Mauro Cid, ex-ajudante de ordens de Jair Bolsonaro, foi autorizado pelo Comandante do Exército a ir para a reserva. A portaria que determina a cota compulsória foi assinada na noite de ontem pelo general Tomás Paiva.

A decisão deve ser formalizada no dia 31, quando são publicadas no Diário Oficial as promoções e as passagens para a reserva. O anúncio encerra um período de tensão envolvendo a retirada de Cid da ativa.

Contexto jurídico

Cid havia solicitado, em agosto do ano passado, a inclusão na cota compulsória, o que permitiria deixar a Força antes do prazo de 35 anos. Em 2023, ao assumir o Exército, Paiva chegou a sugerir o movimento, mas Cid preferiu permanecer na ativa.

Condenação e supervisão

O ex-ajudante de ordens foi condenado a dois anos em regime aberto pela participação na trama golpista, mas já está em liberdade.
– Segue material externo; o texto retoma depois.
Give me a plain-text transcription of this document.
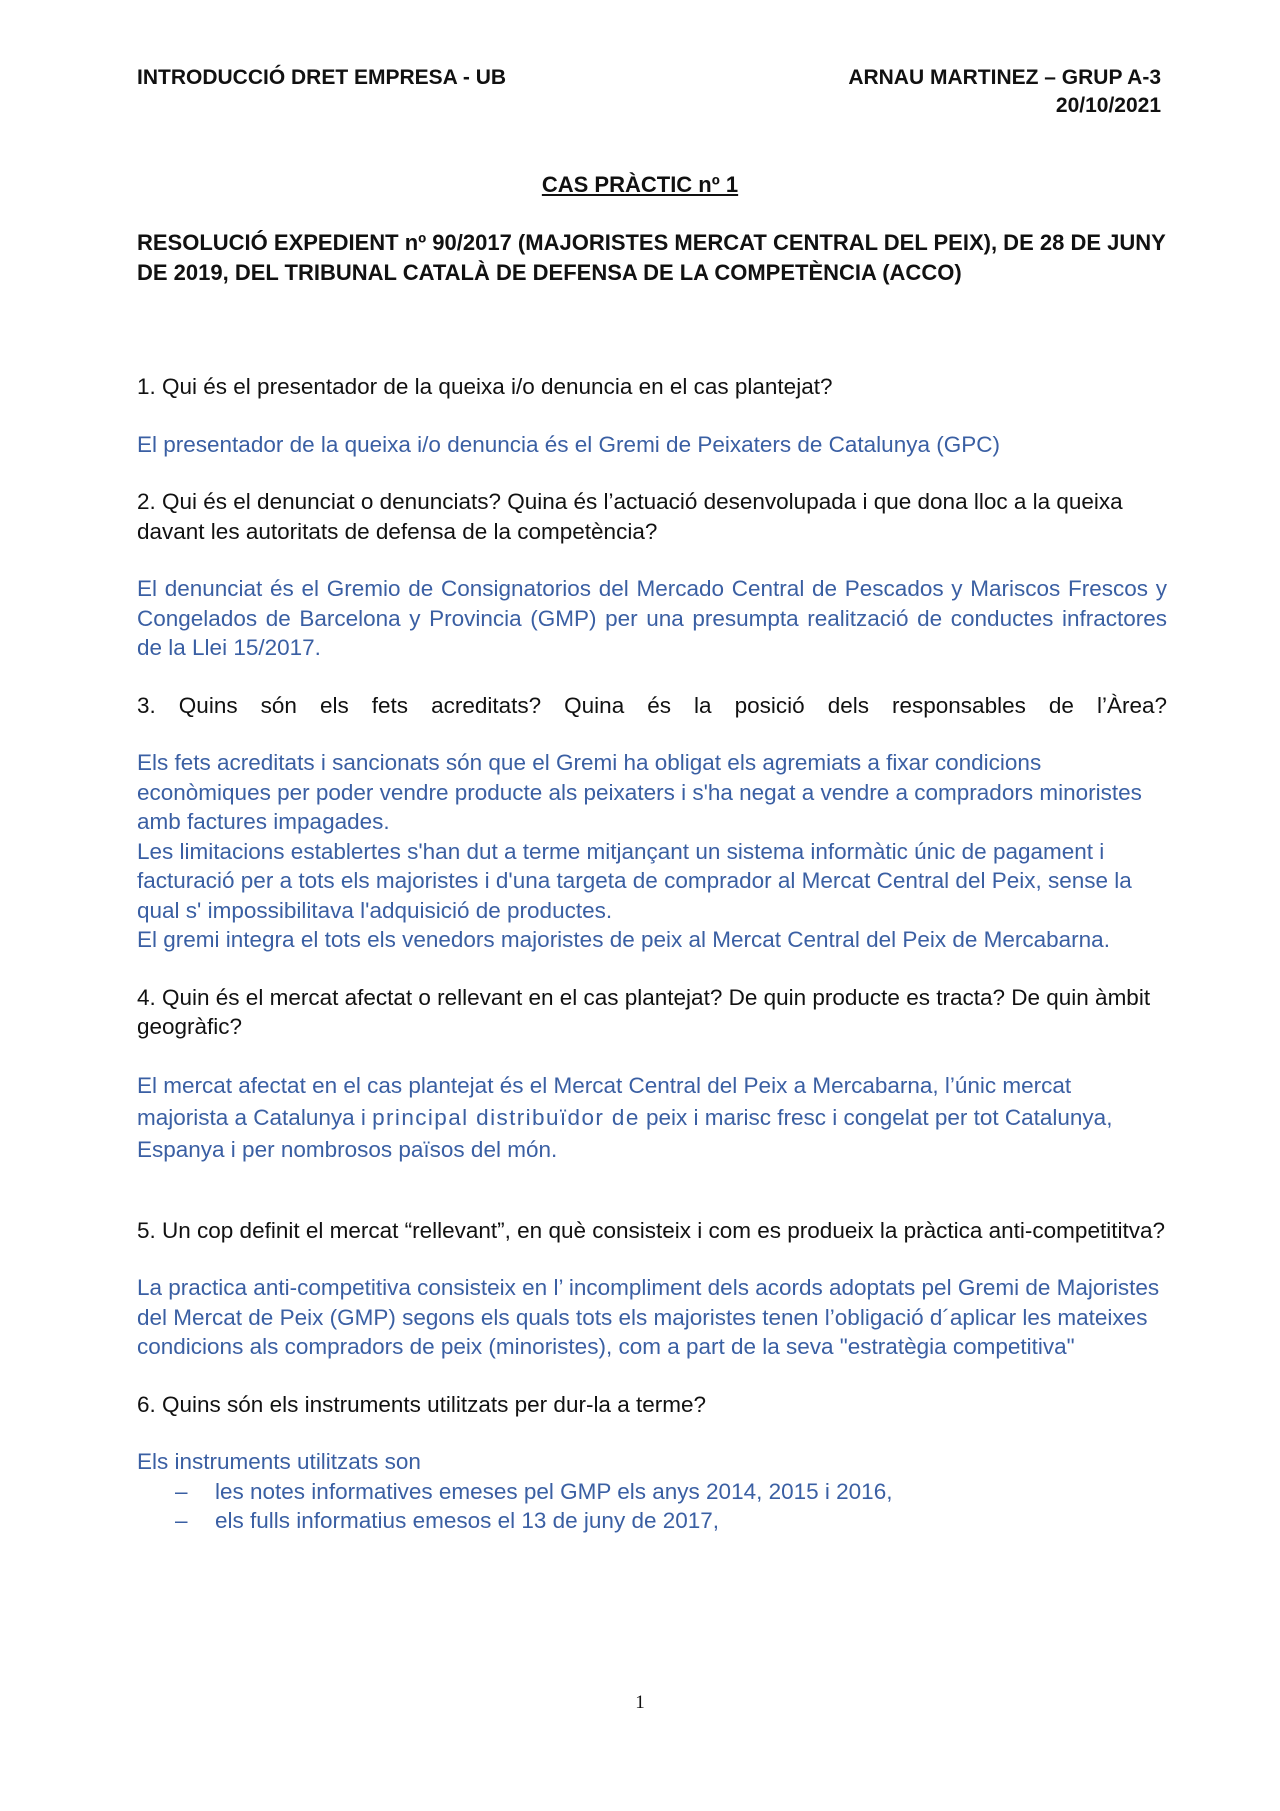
INTRODUCCIÓ DRET EMPRESA - UB	ARNAU MARTINEZ – GRUP A-3
20/10/2021
CAS PRÀCTIC nº 1
RESOLUCIÓ EXPEDIENT nº 90/2017 (MAJORISTES MERCAT CENTRAL DEL PEIX), DE 28 DE JUNY DE 2019, DEL TRIBUNAL CATALÀ DE DEFENSA DE LA COMPETÈNCIA (ACCO)
1. Qui és el presentador de la queixa i/o denuncia en el cas plantejat?

El presentador de la queixa i/o denuncia és el Gremi de Peixaters de Catalunya (GPC)

2. Qui és el denunciat o denunciats? Quina és l’actuació desenvolupada i que dona lloc a la queixa davant les autoritats de defensa de la competència?

El denunciat és el Gremio de Consignatorios del Mercado Central de Pescados y Mariscos Frescos y Congelados de Barcelona y Provincia (GMP) per una presumpta realització de conductes infractores de la Llei 15/2017.

3. Quins són els fets acreditats? Quina és la posició dels responsables de l’Àrea?

Els fets acreditats i sancionats són que el Gremi ha obligat els agremiats a fixar condicions econòmiques per poder vendre producte als peixaters i s'ha negat a vendre a compradors minoristes amb factures impagades.

Les limitacions establertes s'han dut a terme mitjançant un sistema informàtic únic de pagament i facturació per a tots els majoristes i d'una targeta de comprador al Mercat Central del Peix, sense la qual s' impossibilitava l'adquisició de productes.

El gremi integra el tots els venedors majoristes de peix al Mercat Central del Peix de Mercabarna.

4. Quin és el mercat afectat o rellevant en el cas plantejat? De quin producte es tracta? De quin àmbit geogràfic?

El mercat afectat en el cas plantejat és el Mercat Central del Peix a Mercabarna, l’únic mercat majorista a Catalunya i principal distribuïdor de peix i marisc fresc i congelat per tot Catalunya, Espanya i per nombrosos països del món.

5. Un cop definit el mercat “rellevant”, en què consisteix i com es produeix la pràctica anti-competititva?

La practica anti-competitiva consisteix en l’ incompliment dels acords adoptats pel Gremi de Majoristes del Mercat de Peix (GMP) segons els quals tots els majoristes tenen l’obligació d´aplicar les mateixes condicions als compradors de peix (minoristes), com a part de la seva "estratègia competitiva"

6. Quins són els instruments utilitzats per dur-la a terme?

Els instruments utilitzats son

– les notes informatives emeses pel GMP els anys 2014, 2015 i 2016,
– els fulls informatius emesos el 13 de juny de 2017,
1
Ele passou meses preso e usou tornozeleira eletrônica após acordo de colaboração premiada com a PF, em 2023.

Retirada da tornozeleira

Em novembro do ano passado, Cid retirou a tornozeleira em audiência no STF, segundo adianta-o o andamento processual. Com a decisão, ficou o primeiro condenado por tentativa de golpe a ficar livre.